CAMRA say losing two pubs a week in this way is unacceptable and supermarkets are being accused of specifically targeting pubs for redevelopment, often despite the outcry of local residents who want the building to remain in business as a public house.

The figures, based on national research carried out by CAMRA’s members, identified 208 pubs which have been converted to supermarkets since January 2012. The research also shows that Tesco are by far the most prolific pub converters, with 110 in the last two years – that’s over three times more conversions than any other supermarket chain. Sainsbury’s are a distant second with 29 pub conversions and even The Co-operative, who are part of a movement which backs community pub ownership, come in at third with 23.

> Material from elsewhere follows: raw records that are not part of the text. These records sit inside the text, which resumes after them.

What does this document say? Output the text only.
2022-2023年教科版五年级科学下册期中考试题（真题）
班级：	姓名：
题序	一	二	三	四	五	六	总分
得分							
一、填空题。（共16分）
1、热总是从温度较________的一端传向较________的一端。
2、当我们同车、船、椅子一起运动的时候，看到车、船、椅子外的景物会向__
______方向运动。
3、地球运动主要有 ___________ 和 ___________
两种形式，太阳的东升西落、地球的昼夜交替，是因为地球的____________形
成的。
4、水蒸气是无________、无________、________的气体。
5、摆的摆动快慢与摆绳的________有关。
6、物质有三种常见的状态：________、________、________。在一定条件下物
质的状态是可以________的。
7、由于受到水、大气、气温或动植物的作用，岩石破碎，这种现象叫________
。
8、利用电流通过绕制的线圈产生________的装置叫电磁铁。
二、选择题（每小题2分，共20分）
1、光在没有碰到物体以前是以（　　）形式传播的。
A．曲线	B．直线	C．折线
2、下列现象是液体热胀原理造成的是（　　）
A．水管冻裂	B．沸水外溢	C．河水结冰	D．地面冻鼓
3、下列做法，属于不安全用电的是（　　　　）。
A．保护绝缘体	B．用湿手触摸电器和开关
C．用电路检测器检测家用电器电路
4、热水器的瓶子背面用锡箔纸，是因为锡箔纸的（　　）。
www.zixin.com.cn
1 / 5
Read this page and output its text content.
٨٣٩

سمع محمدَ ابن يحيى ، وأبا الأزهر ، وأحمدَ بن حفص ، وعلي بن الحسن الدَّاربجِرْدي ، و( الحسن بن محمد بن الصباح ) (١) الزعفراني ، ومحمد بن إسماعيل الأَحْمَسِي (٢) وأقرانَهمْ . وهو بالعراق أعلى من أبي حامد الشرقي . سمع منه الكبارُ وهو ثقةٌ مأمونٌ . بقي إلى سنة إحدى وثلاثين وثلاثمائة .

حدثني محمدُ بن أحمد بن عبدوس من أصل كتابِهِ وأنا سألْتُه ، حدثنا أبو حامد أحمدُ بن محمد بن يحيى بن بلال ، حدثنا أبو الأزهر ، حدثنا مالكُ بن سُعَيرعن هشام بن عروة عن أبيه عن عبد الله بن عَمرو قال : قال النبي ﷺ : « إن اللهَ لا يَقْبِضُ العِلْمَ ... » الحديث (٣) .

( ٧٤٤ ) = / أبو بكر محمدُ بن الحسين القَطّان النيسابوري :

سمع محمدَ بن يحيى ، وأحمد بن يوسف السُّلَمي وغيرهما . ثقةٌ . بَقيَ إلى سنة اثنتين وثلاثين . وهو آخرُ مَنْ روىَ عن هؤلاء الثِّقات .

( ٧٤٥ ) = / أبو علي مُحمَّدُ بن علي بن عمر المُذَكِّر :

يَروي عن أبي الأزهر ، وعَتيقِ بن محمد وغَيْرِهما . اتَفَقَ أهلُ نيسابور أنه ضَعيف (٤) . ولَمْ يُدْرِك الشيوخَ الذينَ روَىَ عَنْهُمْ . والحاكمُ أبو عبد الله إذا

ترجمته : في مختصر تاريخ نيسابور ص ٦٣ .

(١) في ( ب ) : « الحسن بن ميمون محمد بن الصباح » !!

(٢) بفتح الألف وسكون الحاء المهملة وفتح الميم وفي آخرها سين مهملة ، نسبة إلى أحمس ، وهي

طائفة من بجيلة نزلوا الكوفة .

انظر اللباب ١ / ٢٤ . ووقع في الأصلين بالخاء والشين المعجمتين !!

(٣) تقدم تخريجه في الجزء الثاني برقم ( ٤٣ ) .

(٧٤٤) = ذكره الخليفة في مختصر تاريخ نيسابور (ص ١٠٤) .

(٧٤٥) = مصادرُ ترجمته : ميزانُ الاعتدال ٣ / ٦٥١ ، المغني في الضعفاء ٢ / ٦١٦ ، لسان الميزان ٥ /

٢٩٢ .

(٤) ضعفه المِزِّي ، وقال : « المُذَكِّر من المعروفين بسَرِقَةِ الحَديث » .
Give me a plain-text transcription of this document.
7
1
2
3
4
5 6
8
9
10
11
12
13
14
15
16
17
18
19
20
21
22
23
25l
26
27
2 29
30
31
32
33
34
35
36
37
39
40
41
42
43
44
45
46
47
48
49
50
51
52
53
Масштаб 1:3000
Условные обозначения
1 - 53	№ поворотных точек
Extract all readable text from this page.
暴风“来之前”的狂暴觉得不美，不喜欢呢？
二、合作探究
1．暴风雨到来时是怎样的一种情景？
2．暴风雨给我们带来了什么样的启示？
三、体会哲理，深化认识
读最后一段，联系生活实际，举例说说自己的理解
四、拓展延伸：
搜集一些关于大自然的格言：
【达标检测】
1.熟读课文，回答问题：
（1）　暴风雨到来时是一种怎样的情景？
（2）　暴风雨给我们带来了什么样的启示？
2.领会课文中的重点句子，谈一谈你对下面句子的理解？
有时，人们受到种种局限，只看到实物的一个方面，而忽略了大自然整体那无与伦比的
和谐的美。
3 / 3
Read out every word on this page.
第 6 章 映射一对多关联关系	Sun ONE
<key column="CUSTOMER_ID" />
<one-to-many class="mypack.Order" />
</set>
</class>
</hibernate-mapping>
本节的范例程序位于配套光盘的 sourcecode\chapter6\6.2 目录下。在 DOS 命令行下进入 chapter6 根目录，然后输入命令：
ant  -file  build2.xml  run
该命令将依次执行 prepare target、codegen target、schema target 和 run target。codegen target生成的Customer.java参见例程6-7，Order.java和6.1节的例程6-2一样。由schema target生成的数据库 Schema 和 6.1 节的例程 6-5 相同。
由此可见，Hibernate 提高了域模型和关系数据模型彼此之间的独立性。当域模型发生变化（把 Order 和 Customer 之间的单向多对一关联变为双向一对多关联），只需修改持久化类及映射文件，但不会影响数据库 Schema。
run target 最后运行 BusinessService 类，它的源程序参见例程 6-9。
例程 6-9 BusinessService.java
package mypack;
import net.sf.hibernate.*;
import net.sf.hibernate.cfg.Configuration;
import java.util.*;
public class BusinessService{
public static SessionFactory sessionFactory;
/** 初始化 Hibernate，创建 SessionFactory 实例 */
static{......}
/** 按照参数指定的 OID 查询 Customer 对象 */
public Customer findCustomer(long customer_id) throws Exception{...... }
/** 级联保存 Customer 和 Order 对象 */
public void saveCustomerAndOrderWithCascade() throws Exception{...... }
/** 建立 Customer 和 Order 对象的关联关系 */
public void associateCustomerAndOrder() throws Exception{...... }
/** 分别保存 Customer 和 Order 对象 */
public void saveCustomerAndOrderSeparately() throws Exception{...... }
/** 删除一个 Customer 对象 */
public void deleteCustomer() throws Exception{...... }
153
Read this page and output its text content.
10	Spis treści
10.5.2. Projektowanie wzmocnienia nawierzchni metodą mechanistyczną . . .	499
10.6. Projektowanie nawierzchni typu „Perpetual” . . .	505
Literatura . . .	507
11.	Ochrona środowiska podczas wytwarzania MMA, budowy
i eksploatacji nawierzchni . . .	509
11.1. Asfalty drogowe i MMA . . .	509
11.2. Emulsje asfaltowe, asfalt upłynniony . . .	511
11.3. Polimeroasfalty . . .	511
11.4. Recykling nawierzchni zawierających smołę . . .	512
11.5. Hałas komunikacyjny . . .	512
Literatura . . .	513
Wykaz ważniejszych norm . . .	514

“The big supermarket chains appear to be targeting pubs for conversion, despite the fact that these pubs are often profitable and popular. This behaviour shows a remarkable disregard for the wellbeing of communities that face losing their valued pubs – leaving local people powerless to step in.” CAMRA Chief Executive Mike Benner.

A key reason pubs are being targeted by supermarket chains is that a loophole in planning law allows a pub to be converted to other uses, including a supermarket store, without planning permission. CAMRA is urging the Government to step in and close this loophole, so local communities would have a say before their pubs are lost. Mike added,

“Allowing pubs to be converted to supermarkets without planning permission is ludicrous, and something which the Government need to address as a matter of urgency.”

Until the planning loopholes are closed CAMRA is encouraging communities to show their support for their local by nominating them as an ‘Asset of Community Value’ (ACV), which can in some instances help prevent the closure of valued community pubs.

“ACV status means that should the pub be put up for sale the surrounding community can delay the sale, giving them breathing space to look at how the pub can be saved. Over 300 pubs have now been listed as Assets of Community Value, but much more needs to be done to protect pubs. At the very least the Government must act to ensure pubs that are listed as assets of community value can’t be turned into a supermarkets overnight. It is outrageous that even valued pubs listed as ACVs are given virtually no protection from the clutches of the ever-expanding supermarket chains”. Said Mike Benner.